2.5. Western Immunoblotting
IPTG-induced and uninduced E. coli/XL-1blue cells expressing recombinant IRF-2 cell extracts were resolved on 10% SDS-PAGE, electroblot to nitro-cellulose filters, blocked by 5% milk in PBST (PBS with Tween-20), washed by PBST and incubated with anti-GST (1:2000) antibody, washed by PBST, further incubated with antirabbit IgG-HRP secondary antibody (1:3000), washed by PBST and developed by DAB (3,3’-diaminobenzidine)- staining.
2.6. E. coli Extract for EMSA
Fifty milliliter of the IPTG-induced culture were centrifuged at 5 k rpm for 5 minutes at 4˚C. The cell pellet was washed with 5 ml PBS and resuspended in 5 ml of lysis buffer (10 mM HEPES, pH 7.9; 2 mM EDTA, pH 8.0; 1 mM EGTA 400 mM KCl; 0.1% Triton X-100; 10% glycerol; 1 mM DTT; 1 mM PMSF and 1mg/ml of the protease inhibitors: Aprotinin, Leupeptin and Benzamidine), sonicated on ice at 15 micron amplitude for 15 seconds, repeated six times with intervals of one minute. The extract was clarified by centrifugation at 12 krpm for 5 minutes at 4˚C. The supernatant was aliquoted and stored at –80˚C for further use. Protein concentration of the extract was estimated by Bradford’s reagent.
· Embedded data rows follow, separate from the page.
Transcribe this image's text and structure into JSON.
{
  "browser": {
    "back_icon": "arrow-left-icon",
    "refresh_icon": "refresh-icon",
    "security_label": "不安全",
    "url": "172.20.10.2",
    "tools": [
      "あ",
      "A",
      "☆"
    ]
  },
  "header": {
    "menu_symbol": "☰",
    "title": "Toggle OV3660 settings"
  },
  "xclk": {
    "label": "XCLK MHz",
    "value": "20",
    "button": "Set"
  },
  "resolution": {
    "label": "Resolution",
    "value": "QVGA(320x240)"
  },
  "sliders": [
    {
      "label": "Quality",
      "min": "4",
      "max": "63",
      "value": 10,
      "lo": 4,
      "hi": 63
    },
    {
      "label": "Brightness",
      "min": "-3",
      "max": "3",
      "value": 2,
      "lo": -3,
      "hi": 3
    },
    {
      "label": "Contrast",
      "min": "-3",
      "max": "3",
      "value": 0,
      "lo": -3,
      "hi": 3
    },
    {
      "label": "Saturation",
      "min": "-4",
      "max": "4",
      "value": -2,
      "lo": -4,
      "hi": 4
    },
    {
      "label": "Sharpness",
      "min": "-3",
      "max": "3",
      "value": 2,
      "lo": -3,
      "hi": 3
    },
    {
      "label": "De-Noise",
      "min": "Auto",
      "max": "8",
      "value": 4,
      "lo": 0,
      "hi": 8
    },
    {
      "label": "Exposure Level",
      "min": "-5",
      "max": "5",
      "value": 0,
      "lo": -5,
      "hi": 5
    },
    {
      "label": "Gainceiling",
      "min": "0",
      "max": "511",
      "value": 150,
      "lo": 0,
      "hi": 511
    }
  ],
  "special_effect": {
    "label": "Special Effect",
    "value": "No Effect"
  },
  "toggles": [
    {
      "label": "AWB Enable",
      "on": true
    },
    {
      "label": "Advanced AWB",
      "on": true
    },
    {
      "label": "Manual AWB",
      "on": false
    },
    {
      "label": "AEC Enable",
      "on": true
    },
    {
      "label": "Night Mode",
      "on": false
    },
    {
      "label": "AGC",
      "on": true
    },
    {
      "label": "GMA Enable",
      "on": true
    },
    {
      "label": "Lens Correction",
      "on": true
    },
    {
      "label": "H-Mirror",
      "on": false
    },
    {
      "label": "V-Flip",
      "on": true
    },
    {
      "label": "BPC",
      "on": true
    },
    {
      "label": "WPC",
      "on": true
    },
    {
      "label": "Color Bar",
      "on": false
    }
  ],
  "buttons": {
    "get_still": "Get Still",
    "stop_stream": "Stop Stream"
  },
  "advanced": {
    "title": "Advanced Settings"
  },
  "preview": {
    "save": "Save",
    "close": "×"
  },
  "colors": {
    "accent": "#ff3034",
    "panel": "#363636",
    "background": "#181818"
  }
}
2.7. Electrophoretic Mobility Shift Assay
One picomole of (GAAAGT)4 and VREβ
(5’-GGGAGAAGTGAAAGGGGGAAATTCCTCTGA ATAGAGAGAGGAC-3’) oligonucleotides were
32P-labeled at the 5’ end by using g [32P] ATP and T4 polynucleotide kinase; the labeled oligonucleotide was separated from the free label by Sephadex G-50 spin column. The 32P-labeled oligonucleotide was annealed into the double-stranded oligonucleotide by mixing it with nine pmol of the complementary oligonucleotide. A typical DNA binding reaction contained 2.0 mg of bacterial cell extract, 50 fmol of double stranded 32P(GAAAGT)4 or 32PVREβ (specific activity: 2 – 3 × 106 cpm/pmol) in the reaction buffer (20 mM HEPES, pH 7.9, 0.4 mM EDTA, pH 8.0, 0.4 mM DTT, 5% glycerol) containing 2.0 mg of calf thymus DNA and was incubated at 37˚C for 30 minutes. In cold-competition assay 100 X-fold molar excess of the double stranded (GAAAGT)4 competitors was added in addition. The sample was mixed with loading dye and resolved in 7.5% native polyacrylamide gel ran at 150 V for four hours. The gel was dried on 3-mm filter paper at 80˚C for 1 h, exposed to the phosphor screen and the image was developed in a fujifilm FLA 5000 phosphoimager and pixels per DNAprotein complex and free label were quantitated from the primary TIFF-image by image gauge V2.54 software.
3. RESULTS
3.1. Amplification of IRF-2 ORF by PCR and Construction of pGEMT-IRF-2 Clones
Figure 1(a) shows the 1047 bp IRF-2 ORF (atg to tag) was PCR amplified from IRF-2 cDNA containing plasmid pIRF2.5 by using forward primer (IRF-2P1) and reverse primer (IRF-2P2) primers. The IRF-2 ORF amplicon was sub-cloned into the multiple cloning site of pGEMT vector (T-A cloning). Figure 1(b) shows map of pGEMTIRF-2 vector showing arrangement of IRF-2 ORF. Furthermore, recombinancy of pGEMT-IRF-2 vector was confirmed by BamHI restriction digestion. Figure 1(c) shows release of IRF-2 fragment (~1 kbp) after BamHI digestion (lanes 5 and 7). On that basis, two clones namely, pGEMT-IRF-2 (2.2 and 2.3) were selected for subsequent work.